%A Michael C. Ferris
%A Todd S. Munson
%T Interior Point Methods for Massive Support Vector Machines
%D May 2000
%R 00-05
%I COMPUTER SCIENCES DEPARTMENT, UNIVERSITY OF WISCONSIN
%C MADISON, WI
%X
We investigate the use of interior point methods for solving quadratic
programming problems with a small number of linear constraints where
the quadratic term consists of a low-rank update to a positive
semi-definite matrix. Several formulations of the support vector
machine fit into this category. An interesting feature of these
particular problems is the volume of data, which can lead to quadratic
programs with between 10 and 100 million variables and a dense $Q$
matrix. We use OOQP, an object-oriented interior point code, to solve
these problem because it allows us to easily tailor the required
linear algebra to the application.
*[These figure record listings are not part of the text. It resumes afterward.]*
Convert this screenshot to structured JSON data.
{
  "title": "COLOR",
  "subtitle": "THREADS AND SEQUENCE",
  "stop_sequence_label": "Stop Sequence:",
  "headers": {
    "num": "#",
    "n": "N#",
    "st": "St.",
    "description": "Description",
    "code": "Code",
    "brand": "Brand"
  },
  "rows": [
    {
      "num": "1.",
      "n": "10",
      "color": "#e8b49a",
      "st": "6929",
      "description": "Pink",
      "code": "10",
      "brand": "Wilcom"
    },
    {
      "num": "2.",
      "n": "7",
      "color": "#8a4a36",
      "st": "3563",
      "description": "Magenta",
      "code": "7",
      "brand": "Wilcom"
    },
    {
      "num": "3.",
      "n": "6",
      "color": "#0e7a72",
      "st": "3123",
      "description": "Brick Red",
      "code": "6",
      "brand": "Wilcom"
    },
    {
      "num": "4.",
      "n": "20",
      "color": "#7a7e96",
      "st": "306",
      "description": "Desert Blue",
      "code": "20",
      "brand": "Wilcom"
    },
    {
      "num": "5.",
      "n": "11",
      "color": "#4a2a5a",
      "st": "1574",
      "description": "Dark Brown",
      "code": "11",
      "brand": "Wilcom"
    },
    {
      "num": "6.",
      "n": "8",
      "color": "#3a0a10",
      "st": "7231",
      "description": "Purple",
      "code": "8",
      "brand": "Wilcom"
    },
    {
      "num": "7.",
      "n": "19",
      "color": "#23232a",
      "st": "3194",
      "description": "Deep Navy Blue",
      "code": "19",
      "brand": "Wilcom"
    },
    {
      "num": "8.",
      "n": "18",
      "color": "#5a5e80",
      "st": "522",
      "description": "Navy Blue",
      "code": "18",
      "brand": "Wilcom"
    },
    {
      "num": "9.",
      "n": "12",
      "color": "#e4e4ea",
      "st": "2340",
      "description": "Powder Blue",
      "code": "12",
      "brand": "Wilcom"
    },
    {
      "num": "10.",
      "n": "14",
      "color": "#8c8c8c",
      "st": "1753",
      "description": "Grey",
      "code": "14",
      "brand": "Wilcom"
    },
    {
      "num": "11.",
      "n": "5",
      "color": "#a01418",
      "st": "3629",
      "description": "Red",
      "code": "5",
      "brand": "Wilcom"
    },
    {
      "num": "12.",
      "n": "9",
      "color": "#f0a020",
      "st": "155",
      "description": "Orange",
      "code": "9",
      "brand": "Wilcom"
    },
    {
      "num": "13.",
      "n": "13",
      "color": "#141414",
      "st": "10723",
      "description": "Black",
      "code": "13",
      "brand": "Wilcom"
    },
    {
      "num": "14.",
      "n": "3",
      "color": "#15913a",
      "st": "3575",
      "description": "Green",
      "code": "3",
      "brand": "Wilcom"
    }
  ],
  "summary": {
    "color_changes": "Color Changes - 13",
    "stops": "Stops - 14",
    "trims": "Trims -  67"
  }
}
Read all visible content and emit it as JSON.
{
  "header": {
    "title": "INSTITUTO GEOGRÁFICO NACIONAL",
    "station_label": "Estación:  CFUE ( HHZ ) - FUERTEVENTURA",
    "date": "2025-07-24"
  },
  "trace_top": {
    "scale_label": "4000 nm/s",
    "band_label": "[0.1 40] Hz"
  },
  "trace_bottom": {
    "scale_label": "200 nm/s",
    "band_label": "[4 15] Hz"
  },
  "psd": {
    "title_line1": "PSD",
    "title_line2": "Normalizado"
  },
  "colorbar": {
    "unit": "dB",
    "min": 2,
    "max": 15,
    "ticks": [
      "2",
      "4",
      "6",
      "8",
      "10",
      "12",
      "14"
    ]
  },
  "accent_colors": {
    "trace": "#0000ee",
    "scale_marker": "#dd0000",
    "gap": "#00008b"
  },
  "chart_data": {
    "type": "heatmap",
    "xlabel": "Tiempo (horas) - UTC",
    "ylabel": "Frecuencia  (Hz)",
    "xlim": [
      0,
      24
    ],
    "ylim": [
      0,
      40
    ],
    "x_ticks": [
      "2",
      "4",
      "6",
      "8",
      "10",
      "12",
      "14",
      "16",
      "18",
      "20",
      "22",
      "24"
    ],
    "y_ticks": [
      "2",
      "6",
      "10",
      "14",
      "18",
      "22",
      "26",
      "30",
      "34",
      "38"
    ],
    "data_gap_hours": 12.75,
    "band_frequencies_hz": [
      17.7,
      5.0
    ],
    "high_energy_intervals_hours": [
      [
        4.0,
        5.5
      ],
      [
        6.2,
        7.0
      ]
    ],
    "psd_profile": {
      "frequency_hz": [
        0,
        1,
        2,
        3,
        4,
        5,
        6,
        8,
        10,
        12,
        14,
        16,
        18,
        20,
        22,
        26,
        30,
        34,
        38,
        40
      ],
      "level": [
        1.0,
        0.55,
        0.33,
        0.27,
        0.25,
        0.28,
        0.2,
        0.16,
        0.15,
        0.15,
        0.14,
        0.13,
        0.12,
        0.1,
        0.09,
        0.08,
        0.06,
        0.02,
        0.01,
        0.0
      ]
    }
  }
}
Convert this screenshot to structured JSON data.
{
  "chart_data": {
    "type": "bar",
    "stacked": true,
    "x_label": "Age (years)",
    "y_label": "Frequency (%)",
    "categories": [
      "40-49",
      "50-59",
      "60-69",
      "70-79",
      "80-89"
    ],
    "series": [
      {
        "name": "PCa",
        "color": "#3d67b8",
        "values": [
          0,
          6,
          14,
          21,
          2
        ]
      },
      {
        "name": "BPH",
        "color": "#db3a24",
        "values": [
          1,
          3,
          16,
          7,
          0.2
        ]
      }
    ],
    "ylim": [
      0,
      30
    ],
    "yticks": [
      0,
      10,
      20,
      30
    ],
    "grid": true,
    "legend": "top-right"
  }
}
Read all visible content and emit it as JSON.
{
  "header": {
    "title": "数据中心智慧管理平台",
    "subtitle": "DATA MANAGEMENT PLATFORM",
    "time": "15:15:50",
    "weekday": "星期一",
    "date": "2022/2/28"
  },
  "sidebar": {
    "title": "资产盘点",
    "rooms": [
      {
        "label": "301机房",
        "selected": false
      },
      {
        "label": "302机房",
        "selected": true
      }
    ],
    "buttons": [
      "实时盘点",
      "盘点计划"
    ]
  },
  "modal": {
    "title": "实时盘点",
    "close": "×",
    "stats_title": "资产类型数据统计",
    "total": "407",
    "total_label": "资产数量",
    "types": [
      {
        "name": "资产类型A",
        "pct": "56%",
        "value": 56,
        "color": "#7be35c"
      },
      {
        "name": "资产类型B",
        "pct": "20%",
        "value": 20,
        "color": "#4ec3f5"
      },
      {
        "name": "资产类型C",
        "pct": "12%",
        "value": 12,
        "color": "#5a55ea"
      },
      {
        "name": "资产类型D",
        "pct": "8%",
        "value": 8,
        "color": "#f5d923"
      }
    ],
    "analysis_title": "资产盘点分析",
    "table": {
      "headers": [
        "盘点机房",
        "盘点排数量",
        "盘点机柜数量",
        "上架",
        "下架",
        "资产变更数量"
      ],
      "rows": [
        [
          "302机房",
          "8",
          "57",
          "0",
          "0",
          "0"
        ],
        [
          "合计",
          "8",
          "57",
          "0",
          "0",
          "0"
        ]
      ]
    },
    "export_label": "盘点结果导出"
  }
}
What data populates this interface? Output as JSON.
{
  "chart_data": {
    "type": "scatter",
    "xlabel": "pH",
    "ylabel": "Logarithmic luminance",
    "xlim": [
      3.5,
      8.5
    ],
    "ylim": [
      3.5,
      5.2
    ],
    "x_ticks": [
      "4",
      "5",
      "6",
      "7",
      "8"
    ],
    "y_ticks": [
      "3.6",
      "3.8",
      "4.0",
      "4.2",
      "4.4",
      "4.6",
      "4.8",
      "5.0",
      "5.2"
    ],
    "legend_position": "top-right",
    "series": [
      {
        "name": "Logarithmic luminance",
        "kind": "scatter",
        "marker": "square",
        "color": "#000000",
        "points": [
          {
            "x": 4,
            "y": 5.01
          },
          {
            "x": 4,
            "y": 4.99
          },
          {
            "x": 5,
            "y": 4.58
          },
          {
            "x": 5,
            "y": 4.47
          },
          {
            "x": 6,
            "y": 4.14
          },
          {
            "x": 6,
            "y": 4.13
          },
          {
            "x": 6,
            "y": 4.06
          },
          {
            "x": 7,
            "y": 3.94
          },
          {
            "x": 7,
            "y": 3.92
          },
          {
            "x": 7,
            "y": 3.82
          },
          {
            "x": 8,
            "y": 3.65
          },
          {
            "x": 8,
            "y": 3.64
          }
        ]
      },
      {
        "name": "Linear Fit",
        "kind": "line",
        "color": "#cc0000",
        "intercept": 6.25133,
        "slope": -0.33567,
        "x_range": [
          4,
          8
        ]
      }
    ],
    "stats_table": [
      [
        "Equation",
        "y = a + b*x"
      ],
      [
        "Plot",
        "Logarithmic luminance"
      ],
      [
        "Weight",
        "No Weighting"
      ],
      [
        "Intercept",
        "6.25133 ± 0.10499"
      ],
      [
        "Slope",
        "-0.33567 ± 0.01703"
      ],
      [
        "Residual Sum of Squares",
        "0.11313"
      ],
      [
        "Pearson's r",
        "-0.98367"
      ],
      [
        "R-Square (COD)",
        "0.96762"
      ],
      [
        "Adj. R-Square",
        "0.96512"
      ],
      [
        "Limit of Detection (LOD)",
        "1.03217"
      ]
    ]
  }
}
Our linear algebra implementation
uses a proximal point modification to the underlying algorithm, and
exploits the Sherman-Morrison-Woodbury formula and the Schur
complement to facilitate efficient linear system solution. Since we
target massive problems, the data is stored out-of-core and we overlap
computation and I/O to reduce overhead. Results are reported for
several linear support vector machine formulations demonstrating the
reliability and scalability of the method.